Second, there is legitimate concern about the harms of exposing the names and contact information of donors. Individuals are “canceled” today for no other reason than who they support politically or what causes they have given their money to. There is real fear among the populace about retribution, harassment, or financial consequences. In a New Hampshire poll last fall, 68 percent of Trump supporters said they would not place a “MAGA” or “Trump 2020” sign in their yards out of fear that their homes would be vandalized. About the same wouldn’t place a bumper sticker on their cars either.
Last summer, Cato found that nearly two out of three people (62 percent) believe the political climate prevents them from voicing their opinions freely. We can surmise why. An astonishing 50 percent of strong liberals would support firing a business executive from his or her job if they donated to the Trump campaign. A much smaller, though still significant, 36 percent of strong conservatives would support firing an executive who was a Biden donor.
Efforts to bully customers and cancel high-profile individuals such as the Goya CEO and SoulCycle founder are why many other high-profile people or regular Joe’s may want to keep their donations to causes, including public-policy organizations, quiet.
We want to encourage private giving in America. There are many good reasons why a donor desires to give anonymously. For example, a conservative donor might not want her financial support of an LGBTQ organization made public.

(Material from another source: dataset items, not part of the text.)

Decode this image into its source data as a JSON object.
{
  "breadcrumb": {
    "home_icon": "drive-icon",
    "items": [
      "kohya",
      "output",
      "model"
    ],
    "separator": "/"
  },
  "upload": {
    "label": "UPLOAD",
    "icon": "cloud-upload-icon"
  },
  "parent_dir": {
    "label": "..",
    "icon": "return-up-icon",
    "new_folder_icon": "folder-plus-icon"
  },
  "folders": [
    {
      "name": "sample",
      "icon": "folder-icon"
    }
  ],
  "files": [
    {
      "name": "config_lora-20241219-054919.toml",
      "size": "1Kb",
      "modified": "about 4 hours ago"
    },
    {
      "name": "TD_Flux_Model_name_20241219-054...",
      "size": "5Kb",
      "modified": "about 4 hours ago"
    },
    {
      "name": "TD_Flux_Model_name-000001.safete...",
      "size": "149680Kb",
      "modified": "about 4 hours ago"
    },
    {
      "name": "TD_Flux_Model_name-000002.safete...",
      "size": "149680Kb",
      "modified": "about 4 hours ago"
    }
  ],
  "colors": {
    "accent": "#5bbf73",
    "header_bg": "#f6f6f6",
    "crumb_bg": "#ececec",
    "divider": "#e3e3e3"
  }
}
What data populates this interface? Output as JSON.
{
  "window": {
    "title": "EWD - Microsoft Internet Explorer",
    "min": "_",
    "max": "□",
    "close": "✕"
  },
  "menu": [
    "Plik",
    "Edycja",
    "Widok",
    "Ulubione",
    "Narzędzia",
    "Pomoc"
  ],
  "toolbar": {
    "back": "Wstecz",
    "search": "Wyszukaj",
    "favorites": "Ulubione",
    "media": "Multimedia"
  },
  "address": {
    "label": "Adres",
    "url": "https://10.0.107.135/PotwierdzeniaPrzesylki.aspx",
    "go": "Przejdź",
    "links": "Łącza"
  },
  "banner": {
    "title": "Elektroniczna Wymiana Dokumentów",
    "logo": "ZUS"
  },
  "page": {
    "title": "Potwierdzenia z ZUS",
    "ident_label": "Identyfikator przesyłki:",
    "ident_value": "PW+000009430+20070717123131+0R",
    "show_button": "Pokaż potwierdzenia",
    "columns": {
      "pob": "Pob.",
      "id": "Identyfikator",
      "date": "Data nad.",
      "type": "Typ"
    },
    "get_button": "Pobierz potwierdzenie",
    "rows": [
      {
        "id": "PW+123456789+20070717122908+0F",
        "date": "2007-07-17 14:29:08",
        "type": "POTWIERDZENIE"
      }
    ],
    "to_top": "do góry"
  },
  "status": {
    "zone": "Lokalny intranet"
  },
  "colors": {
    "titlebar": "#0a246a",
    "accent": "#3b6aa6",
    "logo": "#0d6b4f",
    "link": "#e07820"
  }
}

In demanding that organizations turn over donor lists to state authorities and that information gets published online, state authorities could, at best, embarrass donors and, at worse, place donors in danger.
The Supreme Court held a similar concern decades ago when it affirmed the NAACP’s argument that it should not turn over its membership list to the state of Alabama for fear that they could suffer violence or economic reprisal. The Court will soon decide whether donations to an organization deserve the same protection in a case that our sister organization’s legal arm, the Independent Women’s Law Center, has weighed in on.
These measures are a common-sense approach. The legislature should follow through in advancing these protections for charitable giving and the charitable community.